Do You Pay Attention to Your Inner Dialogue?

Portrait of an African American man leaning on hand. Thoughtful or dreaming male with braided dark hair in green T-shirt looking away, pouting lips. Contemplation concept.

In my last blog I invited readers to notice the extent to which they use You-messages versus the much healthier form of communication, I-messages. Shifting from You-messages to I-messages places the responsibility for whatever is being said on the speaker instead of being accusatory, attacking, or blaming the other person. When people use I-messages, there is less anger, conflict, and resistance to going deeper into whatever issues exist in the relationship.

I am now inviting you to shift gears and think about the conversations you have within yourself to yourself.  It turns out that we talk to ourselves a lot. An article on Health Line states that we have over 6000 thoughts per day. Other researchers give even higher numbers like the National Science Foundation that states that an average person has about 12,000 to 60,000 thoughts per day.   

Another article in Health Line states that “…humans have a tendency to give more importance to negative experiences than to positive or neutral experiences. This is called the negativity bias”. The website myneurogym states that “Of the daily thinking we do, a staggering 80% is contributed to negative thoughts. Even more astonishing is that 95% of thoughts are repeating themselves day after day.”  

According to an abstract from the journal, Science Direct, “Self-criticism involves constant and harsh self-scrutiny, overly critical evaluations of one’s own behavior, and negative reactions to perceived failures in terms of active self-bashing.”

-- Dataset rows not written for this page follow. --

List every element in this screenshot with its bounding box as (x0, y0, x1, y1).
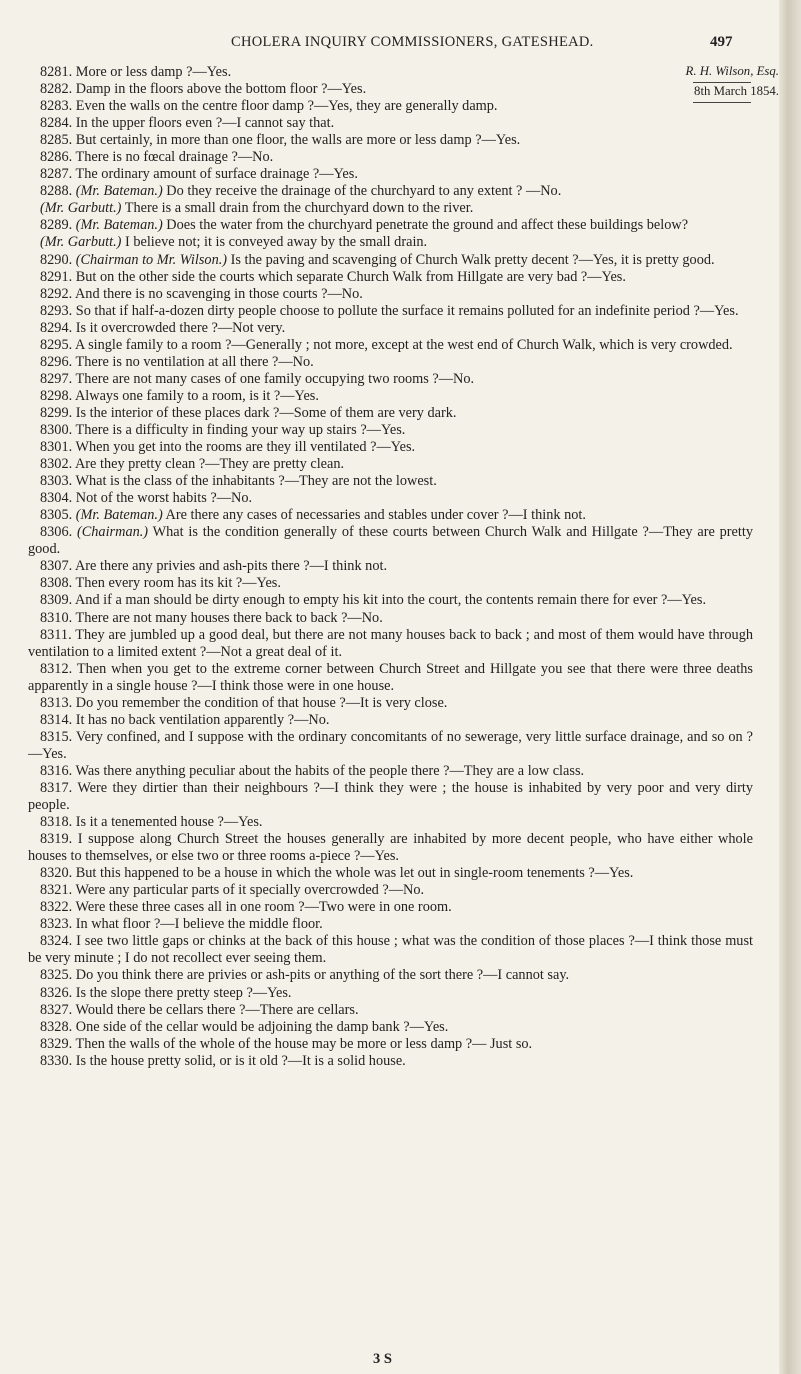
testimony-paragraph (28, 627, 753, 661)
question-answer-text: One side of the cellar would be adjoining the damp bank ?—Yes. (75, 1018, 449, 1035)
question-answer-text: Do you remember the condition of that house ?—It is very close. (75, 694, 448, 711)
question-answer-text: Were they dirtier than their neighbours ?—I think they were ; the house is inhabited by very poor and very dirty people. (28, 779, 753, 814)
question-number: 8317. (40, 779, 73, 796)
testimony-paragraph (28, 610, 753, 627)
question-number: 8313. (40, 694, 73, 711)
question-answer-text: A single family to a room ?—Generally ; not more, except at the west end of Church Walk, which is very crowded. (74, 336, 733, 353)
question-number: 8284. (40, 115, 73, 132)
testimony-paragraph (28, 252, 753, 269)
question-answer-text: There is a difficulty in finding your way up stairs ?—Yes. (75, 421, 406, 438)
question-answer-text: But this happened to be a house in which the whole was let out in single-room tenements ?—Yes. (75, 865, 634, 882)
signature-mark: 3 S (373, 1351, 392, 1367)
testimony-paragraph (28, 320, 753, 337)
testimony-paragraph (28, 899, 753, 916)
question-answer-text: Even the walls on the centre floor damp ?—Yes, they are generally damp. (75, 98, 498, 115)
question-answer-text: Was there anything peculiar about the habits of the people there ?—They are a low class. (75, 762, 585, 779)
testimony-paragraph (28, 456, 753, 473)
testimony-paragraph (28, 405, 753, 422)
question-answer-text: It has no back ventilation apparently ?—No. (75, 711, 330, 728)
testimony-paragraph (28, 1036, 753, 1053)
question-number: 8287. (40, 166, 73, 183)
testimony-paragraph (28, 558, 753, 575)
question-answer-text: Is the slope there pretty steep ?—Yes. (75, 984, 292, 1001)
question-number: 8325. (40, 967, 73, 984)
question-answer-text: What is the condition generally of these courts between Church Walk and Hillgate ?—They are pretty good. (28, 524, 753, 558)
question-number: 8319. (40, 831, 73, 848)
question-number: 8311. (40, 626, 72, 643)
question-answer-text: Always one family to a room, is it ?—Yes. (74, 387, 319, 404)
question-answer-text: There are not many cases of one family occupying two rooms ?—No. (75, 370, 475, 387)
testimony-paragraph (28, 592, 753, 609)
testimony-paragraph (28, 149, 753, 166)
question-number: 8300. (40, 421, 73, 438)
question-answer-text: Is the paving and scavenging of Church Walk pretty decent ?—Yes, it is pretty good. (230, 251, 715, 268)
testimony-paragraph (28, 388, 753, 405)
question-number: 8290. (40, 251, 73, 268)
question-number: 8323. (40, 916, 73, 933)
question-answer-text: Does the water from the churchyard penetrate the ground and affect these buildings below? (166, 217, 689, 234)
question-number: 8291. (40, 268, 73, 285)
testimony-paragraph (28, 490, 753, 507)
question-answer-text: In the upper floors even ?—I cannot say that. (75, 115, 335, 132)
question-number: 8303. (40, 473, 73, 490)
question-number: 8314. (40, 711, 73, 728)
question-answer-text: Is the interior of these places dark ?—Some of them are very dark. (75, 404, 457, 421)
question-answer-text: Would there be cellars there ?—There are cellars. (75, 1001, 359, 1018)
question-answer-text: But certainly, in more than one floor, the walls are more or less damp ?—Yes. (75, 132, 521, 149)
testimony-paragraph (28, 712, 753, 729)
question-number: 8298. (40, 387, 73, 404)
question-answer-text: What is the class of the inhabitants ?—They are not the lowest. (75, 473, 437, 490)
question-answer-text: In what floor ?—I believe the middle floor. (75, 916, 323, 933)
question-number: 8328. (40, 1018, 73, 1035)
question-answer-text: Then when you get to the extreme corner between Church Street and Hillgate you see that there were three deaths apparently in a single house ?—I think those were in one house. (28, 660, 753, 694)
question-answer-text: Are there any privies and ash-pits there ?—I think not. (74, 558, 388, 575)
question-number: 8289. (40, 217, 73, 234)
question-number: 8315. (40, 728, 73, 745)
testimony-paragraph (28, 166, 753, 183)
testimony-paragraph (28, 507, 753, 524)
question-answer-text: Not of the worst habits ?—No. (75, 490, 253, 507)
question-number: 8330. (40, 1052, 73, 1069)
question-number: 8286. (40, 149, 73, 166)
question-number: 8293. (40, 302, 73, 319)
testimony-paragraph (28, 1019, 753, 1036)
question-answer-text: The ordinary amount of surface drainage ?—Yes. (75, 166, 358, 183)
question-answer-text: They are jumbled up a good deal, but there are not many houses back to back ; and most of them would have through ventilation to a limited extent ?—Not a great deal of it. (28, 626, 753, 660)
question-answer-text: Then every room has its kit ?—Yes. (75, 575, 281, 592)
witness-name: R. H. Wilson, Esq. (685, 64, 779, 78)
testimony-paragraph (28, 695, 753, 712)
question-answer-text: I suppose along Church Street the houses generally are inhabited by more decent people, who have either whole houses to themselves, or else two or three rooms a-piece ?—Yes. (28, 831, 753, 865)
testimony-paragraph (28, 269, 753, 286)
testimony-paragraph (28, 132, 753, 149)
question-answer-text: So that if half-a-dozen dirty people choose to pollute the surface it remains polluted for an indefinite period ?—Yes. (75, 302, 739, 319)
testimony-paragraph (28, 115, 646, 132)
testimony-paragraph (28, 286, 753, 303)
question-number: 8312. (40, 660, 73, 677)
question-number: 8305. (40, 507, 73, 524)
question-number: 8310. (40, 609, 73, 626)
question-answer-text: Very confined, and I suppose with the ordinary concomitants of no sewerage, very little surface drainage, and so on ?—Yes. (28, 728, 753, 762)
question-answer-text: And there is no scavenging in those courts ?—No. (74, 285, 363, 302)
question-number: 8285. (40, 132, 73, 149)
question-number: 8306. (40, 524, 73, 541)
testimony-paragraph (28, 200, 753, 217)
testimony-paragraph (28, 865, 753, 882)
question-number: 8304. (40, 490, 73, 507)
question-number: 8308. (40, 575, 73, 592)
testimony-body (28, 64, 753, 1070)
question-number: 8301. (40, 439, 73, 456)
testimony-paragraph (28, 81, 646, 98)
question-number: 8302. (40, 456, 73, 473)
speaker-label: (Mr. Garbutt.) (40, 234, 122, 251)
question-answer-text: Is the house pretty solid, or is it old ?—It is a solid house. (75, 1052, 406, 1069)
speaker-label: (Chairman.) (76, 524, 149, 541)
testimony-paragraph (28, 814, 753, 831)
question-number: 8281. (40, 64, 73, 80)
speaker-label: (Chairman to Mr. Wilson.) (75, 251, 228, 268)
question-answer-text: I believe not; it is conveyed away by the small drain. (125, 234, 428, 251)
testimony-paragraph (28, 831, 753, 865)
testimony-paragraph (28, 661, 753, 695)
testimony-paragraph (28, 763, 753, 780)
testimony-paragraph (28, 967, 753, 984)
testimony-paragraph (28, 524, 753, 558)
question-answer-text: But on the other side the courts which separate Church Walk from Hillgate are very bad ?—Yes. (75, 268, 626, 285)
testimony-paragraph (28, 473, 753, 490)
question-answer-text: There is no ventilation at all there ?—No. (75, 353, 314, 370)
question-number: 8318. (40, 814, 73, 831)
question-number: 8324. (40, 933, 73, 950)
testimony-paragraph (28, 575, 753, 592)
question-number: 8296. (40, 353, 73, 370)
question-number: 8327. (40, 1001, 73, 1018)
question-number: 8294. (40, 319, 73, 336)
testimony-paragraph (28, 337, 753, 354)
question-number: 8283. (40, 98, 73, 115)
speaker-label: (Mr. Bateman.) (75, 183, 163, 200)
question-answer-text: And if a man should be dirty enough to empty his kit into the court, the contents remain there for ever ?—Yes. (74, 592, 707, 609)
question-answer-text: There is a small drain from the churchyard down to the river. (124, 200, 474, 217)
question-answer-text: Do you think there are privies or ash-pits or anything of the sort there ?—I cannot say. (75, 967, 570, 984)
testimony-paragraph (28, 354, 753, 371)
running-header (0, 34, 780, 54)
question-number: 8282. (40, 81, 73, 98)
testimony-paragraph (28, 1053, 753, 1070)
question-answer-text: Were these three cases all in one room ?—Two were in one room. (75, 899, 452, 916)
question-answer-text: More or less damp ?—Yes. (75, 64, 232, 80)
question-answer-text: There are not many houses there back to back ?—No. (75, 609, 383, 626)
header-title: CHOLERA INQUIRY COMMISSIONERS, GATESHEAD. (231, 34, 594, 50)
question-number: 8295. (40, 336, 73, 353)
page-binding-edge (779, 0, 801, 1374)
question-number: 8320. (40, 865, 73, 882)
speaker-label: (Mr. Bateman.) (75, 217, 163, 234)
question-number: 8307. (40, 558, 73, 575)
speaker-label: (Mr. Bateman.) (75, 507, 163, 524)
question-answer-text: Are there any cases of necessaries and stables under cover ?—I think not. (165, 507, 586, 524)
testimony-paragraph (28, 234, 753, 251)
question-answer-text: Is it a tenemented house ?—Yes. (75, 814, 263, 831)
question-answer-text: I see two little gaps or chinks at the back of this house ; what was the condition of those places ?—I think those must be very minute ; I do not recollect ever seeing them. (28, 933, 753, 967)
speaker-label: (Mr. Garbutt.) (40, 200, 122, 217)
question-answer-text: When you get into the rooms are they ill ventilated ?—Yes. (75, 439, 416, 456)
question-answer-text: Are they pretty clean ?—They are pretty clean. (74, 456, 345, 473)
question-number: 8321. (40, 882, 73, 899)
question-number: 8309. (40, 592, 73, 609)
page-number: 497 (710, 34, 733, 50)
question-number: 8322. (40, 899, 73, 916)
testimony-paragraph (28, 985, 753, 1002)
question-number: 8329. (40, 1035, 73, 1052)
question-answer-text: Then the walls of the whole of the house may be more or less damp ?— Just so. (75, 1035, 533, 1052)
testimony-paragraph (28, 916, 753, 933)
testimony-paragraph (28, 882, 753, 899)
testimony-paragraph (28, 1002, 753, 1019)
question-number: 8297. (40, 370, 73, 387)
testimony-paragraph (28, 183, 753, 200)
testimony-paragraph (28, 64, 646, 81)
testimony-paragraph (28, 371, 753, 388)
testimony-paragraph (28, 439, 753, 456)
testimony-paragraph (28, 98, 646, 115)
question-answer-text: Damp in the floors above the bottom floor ?—Yes. (75, 81, 367, 98)
testimony-paragraph (28, 729, 753, 763)
question-answer-text: Is it overcrowded there ?—Not very. (75, 319, 286, 336)
testimony-paragraph (28, 780, 753, 814)
question-answer-text: Do they receive the drainage of the churchyard to any extent ? —No. (166, 183, 562, 200)
question-number: 8316. (40, 762, 73, 779)
witness-date: 8th March 1854. (694, 84, 779, 98)
testimony-paragraph (28, 933, 753, 967)
question-number: 8326. (40, 984, 73, 1001)
question-answer-text: There is no fœcal drainage ?—No. (75, 149, 274, 166)
question-number: 8292. (40, 285, 73, 302)
question-number: 8299. (40, 404, 73, 421)
question-answer-text: Were any particular parts of it specially overcrowded ?—No. (75, 882, 425, 899)
testimony-paragraph (28, 217, 753, 234)
testimony-paragraph (28, 422, 753, 439)
testimony-paragraph (28, 303, 753, 320)
question-number: 8288. (40, 183, 73, 200)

The website Simply Psychology provides excellent information on an approach to understanding the dynamics of communication between people and communication within someone that is called Transactional Analysis. It was developed by Eric Berne, M.D. in the 1950s.

In Transactional Analysis, Eric Berne described two types of parent figures we have in our minds: a Nurturing Parent and a Critical Parent. The Nurturing Parent is the one who affirms us, congratulates us, is tender and caring towards us. Then there is the Critical Parent. It is important for us to have a way of identifying when we make mistakes or need to address issues that we are avoiding. Some of us have an internal Critical Parent who is highly judgmental, shaming, blaming and attacking. This can be the voice that says things to us like, “You really missed the boat on that one!” “You didn’t take your time and now things are a mess!” “You should be ashamed of yourself for not taking care of things before they got out of hand.”

On October 30, 2022 one of the segments on the TV show 60 Minutes focused on David Sudaris, a popular writer and storyteller. One of the things he talked about was how his father always said that he was a great big zero. I wonder what inner messages were created from hearing that repeatedly? I think there was probably a lot of self-condemnation, self-loathing, eternal blaming and shaming messages about his basic worthiness. I imagine in his internal self-talk he often transmitted critical You-messages: “You’ll never amount to anything,”” You really messed that up!” “You aren’t capable of making good decisions”.

Just to be able to speak in I-messages internally that still focus on taking appropriate responsibility is so much healthier! These are messages that don’t come from an inner voice that is harsh, critical and shaming. “I may have made some mistakes with that and I need to think of ways to repair them.”

Or “I wasn’t being as considerate as I needed to be when she told me that she needed more support than I had been giving.” Even to say, “I was a real jerk when I made fun of his brother” is better than the You- message, “You were a real jerk when you made fun of his brother.” Think of the difference between the internal statement, “You shouldn’t have eaten that chocolate chip cookie,” as compared to “I shouldn’t have eaten that chocolate chip cookie.”

Much of human communication and its impact can come down to nuances in the ways they are communicated. Giving yourself the same kindness and healthy messages transmitted when using I-messages in your own thinking processes can greatly impact your self-esteem and overall mental health.

Invitation for Reflection

  1. Were you surprised to discover how many thoughts we have each day and how much we tend to focus on the negative thoughts?
  2. Does it make sense that ways of communicating within our minds deeply impacts our emotional health and well-being?
  3. Can you notice within your own thought processes how often you communicate to yourself using You-messages or using I-messages? Are you able to be kinder to yourself by using I-messages just as you can be kinder in your conversations with others by using them?